Quand tout est permis

Publié le 20 novembre 2006 Lecture : 3 minutes.

Le temps serait-il enfin venu pour les Français de traiter « normalement » de la guerre d’Algérie sur le grand écran ? Normalement, c’est-à-dire avec une salutaire distance et un réel souci d’honnêteté. Sans occulter les aspects les plus sombres de l’action de l’armée et de l’administration coloniales mais sans pour autant adopter une trop commode posture morale devant ce qui fut assurément à la fois une sale guerre et une guerre sale ? Il y eut certes quelques tournages plus ou moins réussis au cours de la décennie suivant l’indépendance. Mais après tant d’années sans aucune production de quelque envergure à ce sujet, alors qu’on désespérait de voir des cinéastes français relever le défi, à l’instar des Américains évoquant souvent avec talent et sans tabou la guerre du Vietnam, on ne peut que saluer la sortie en l’espace de quelques mois de deux films de fiction plutôt réussis, tournés tous deux en Algérie, qui n’ont pas craint d’affronter en face la réalité des faits tels qu’ils sont désormais bien établis.

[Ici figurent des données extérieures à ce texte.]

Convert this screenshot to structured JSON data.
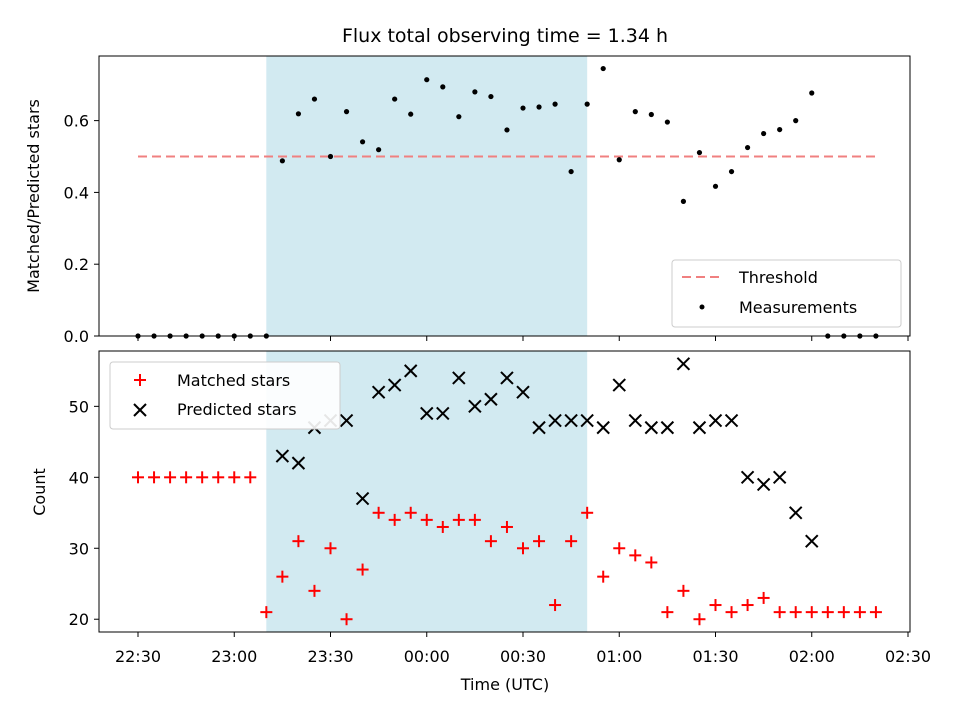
{
  "chart_data": [
    {
      "type": "scatter",
      "title": "Flux total observing time = 1.34 h",
      "ylabel": "Matched/Predicted stars",
      "xlabel": "",
      "ylim": [
        0,
        0.78
      ],
      "yticks": [
        0.0,
        0.2,
        0.4,
        0.6
      ],
      "ytick_labels": [
        "0.0",
        "0.2",
        "0.4",
        "0.6"
      ],
      "threshold": {
        "name": "Threshold",
        "y": 0.5,
        "x_start": "22:30",
        "x_end": "02:20",
        "color": "#f08080",
        "style": "dashed"
      },
      "observing_window": {
        "start": "23:10",
        "end": "00:50",
        "color": "#add8e6"
      },
      "legend": {
        "position": "lower-right",
        "entries": [
          "Threshold",
          "Measurements"
        ]
      },
      "series": [
        {
          "name": "Measurements",
          "color": "#000000",
          "marker": "dot",
          "x": [
            "22:30",
            "22:35",
            "22:40",
            "22:45",
            "22:50",
            "22:55",
            "23:00",
            "23:05",
            "23:10",
            "23:15",
            "23:20",
            "23:25",
            "23:30",
            "23:35",
            "23:40",
            "23:45",
            "23:50",
            "23:55",
            "00:00",
            "00:05",
            "00:10",
            "00:15",
            "00:20",
            "00:25",
            "00:30",
            "00:35",
            "00:40",
            "00:45",
            "00:50",
            "00:55",
            "01:00",
            "01:05",
            "01:10",
            "01:15",
            "01:20",
            "01:25",
            "01:30",
            "01:35",
            "01:40",
            "01:45",
            "01:50",
            "01:55",
            "02:00",
            "02:05",
            "02:10",
            "02:15",
            "02:20"
          ],
          "y": [
            0,
            0,
            0,
            0,
            0,
            0,
            0,
            0,
            0,
            0.488,
            0.619,
            0.66,
            0.5,
            0.625,
            0.541,
            0.519,
            0.66,
            0.618,
            0.714,
            0.694,
            0.611,
            0.68,
            0.667,
            0.574,
            0.635,
            0.638,
            0.646,
            0.458,
            0.646,
            0.745,
            0.491,
            0.625,
            0.617,
            0.596,
            0.375,
            0.511,
            0.417,
            0.458,
            0.525,
            0.564,
            0.575,
            0.6,
            0.677,
            0,
            0,
            0,
            0
          ]
        }
      ]
    },
    {
      "type": "scatter",
      "title": "",
      "xlabel": "Time (UTC)",
      "ylabel": "Count",
      "ylim": [
        18.2,
        57.8
      ],
      "yticks": [
        20,
        30,
        40,
        50
      ],
      "ytick_labels": [
        "20",
        "30",
        "40",
        "50"
      ],
      "xticks": [
        "22:30",
        "23:00",
        "23:30",
        "00:00",
        "00:30",
        "01:00",
        "01:30",
        "02:00",
        "02:30"
      ],
      "observing_window": {
        "start": "23:10",
        "end": "00:50",
        "color": "#add8e6"
      },
      "legend": {
        "position": "upper-left",
        "entries": [
          "Matched stars",
          "Predicted stars"
        ]
      },
      "series": [
        {
          "name": "Matched stars",
          "color": "#ff0000",
          "marker": "plus",
          "x": [
            "22:30",
            "22:35",
            "22:40",
            "22:45",
            "22:50",
            "22:55",
            "23:00",
            "23:05",
            "23:10",
            "23:15",
            "23:20",
            "23:25",
            "23:30",
            "23:35",
            "23:40",
            "23:45",
            "23:50",
            "23:55",
            "00:00",
            "00:05",
            "00:10",
            "00:15",
            "00:20",
            "00:25",
            "00:30",
            "00:35",
            "00:40",
            "00:45",
            "00:50",
            "00:55",
            "01:00",
            "01:05",
            "01:10",
            "01:15",
            "01:20",
            "01:25",
            "01:30",
            "01:35",
            "01:40",
            "01:45",
            "01:50",
            "01:55",
            "02:00",
            "02:05",
            "02:10",
            "02:15",
            "02:20"
          ],
          "y": [
            40,
            40,
            40,
            40,
            40,
            40,
            40,
            40,
            21,
            26,
            31,
            24,
            30,
            20,
            27,
            35,
            34,
            35,
            34,
            33,
            34,
            34,
            31,
            33,
            30,
            31,
            22,
            31,
            35,
            26,
            30,
            29,
            28,
            21,
            24,
            20,
            22,
            21,
            22,
            23,
            21,
            21,
            21,
            21,
            21,
            21,
            21
          ]
        },
        {
          "name": "Predicted stars",
          "color": "#000000",
          "marker": "x",
          "x": [
            "23:15",
            "23:20",
            "23:25",
            "23:30",
            "23:35",
            "23:40",
            "23:45",
            "23:50",
            "23:55",
            "00:00",
            "00:05",
            "00:10",
            "00:15",
            "00:20",
            "00:25",
            "00:30",
            "00:35",
            "00:40",
            "00:45",
            "00:50",
            "00:55",
            "01:00",
            "01:05",
            "01:10",
            "01:15",
            "01:20",
            "01:25",
            "01:30",
            "01:35",
            "01:40",
            "01:45",
            "01:50",
            "01:55",
            "02:00"
          ],
          "y": [
            43,
            42,
            47,
            48,
            48,
            37,
            52,
            53,
            55,
            49,
            49,
            54,
            50,
            51,
            54,
            52,
            47,
            48,
            48,
            48,
            47,
            53,
            48,
            47,
            47,
            56,
            47,
            48,
            48,
            40,
            39,
            40,
            35,
            31
          ]
        }
      ]
    }
  ]
}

Dans La Trahison, qui a bénéficié d’un succès d’estime au début de cette année, Philippe Faucon a raconté avec tact, en s’appuyant sur le récit authentique d’un militaire français, un épisode éclairant de la guerre d’indépendance. Quatre conscrits musulmans incorporés sans qu’ils l’aient voulu dans l’armée française au beau milieu de la guerre se préparent à déserter. Ils s’apprêtent à rejoindre le FLN au grand dam de leur supérieur, un sous-officier « européen » qui croyait avoir établi des rapports tels avec ces jeunes appelés que leur « trahison » n’était pas envisageable. Dans ce long-métrage sobre et subtil est évoquée au cours d’une scène, sans insister, la pratique des interrogatoires à l’électricité – avec la fameuse « gégène » – par les soldats français. Les questions que pose cet emploi systématique de la torture par l’armée française constituent le thème central de Mon colonel, réalisé par Laurent Herbiet sur un scénario de Costa-Gavras, qui vient de sortir dans l’Hexagone.
Ce long-métrage se présente au premier abord comme un polar psychologique. Il commence par un meurtre commis dans les années 1990 dans la campagne française, celui d’un colonel à la retraite, Raoul Duplan. Un crime a priori mystérieux, qui va mobiliser la police « civile » et l’institution militaire après qu’une lettre anonyme eut mis les limiers sur la piste d’un mobile : « Le Colonel est mort à Saint-Arnaud ». Le gradé fut en effet en poste dans cette petite ville des environs de Sétif au plus fort du conflit et y a laissé le souvenir d’un militaire prêt à tout pour défendre l« Algérie française ». Mais qui a bien pu vouloir lui régler son compte presque un demi-siècle plus tard ? Au fil de l’enquête, il apparaîtra que Duplan, de façon perverse, a réussi à amener son aide de camp Guy Rossi – un jeune licencié en droit qui a devancé l’appel sous les drapeaux par dépit amoureux – à se salir les mains. Profitant de ce que Rossi avait fort bien analysé ce que permettaient les « pouvoirs spéciaux » accordés aux militaires par le gouvernement de Guy Mollet – en clair, « tout est permis » -, il avait imposé à celui-ci de s’occuper du renseignement. Autrement dit, en particulier, de participer indirectement à la torture des suspects. La descente aux enfers de Rossi, pris dans l’engrenage mais qui refusera d’aller au bout de l’abjection, se terminera quand il sera « porté disparu » jusqu’à ce que la réapparition de ses écrits de l’époque et la mort de Duplan obligent à rouvrir le dossier de cette bien commode disparition.
Le film n’évite pas quelques facilités : le noir et blanc pour les scènes d’époque, la couleur pour aujourd’hui, etc. Mais il a le mérite de revenir sans fard sur les horreurs que cette guerre a entraînées au prétexte d’une « pacification » fort peu pacifique. Un retour salutaire, donc, sur une page d’histoire encore peu explorée au cinéma du côté nord de la Méditerranée. Mais aussi, à travers cette exploration, de la transformation d’un jeune humaniste en tortionnaire, un film qui parle d’un sujet qui n’a, hélas, rien perdu de son actualité.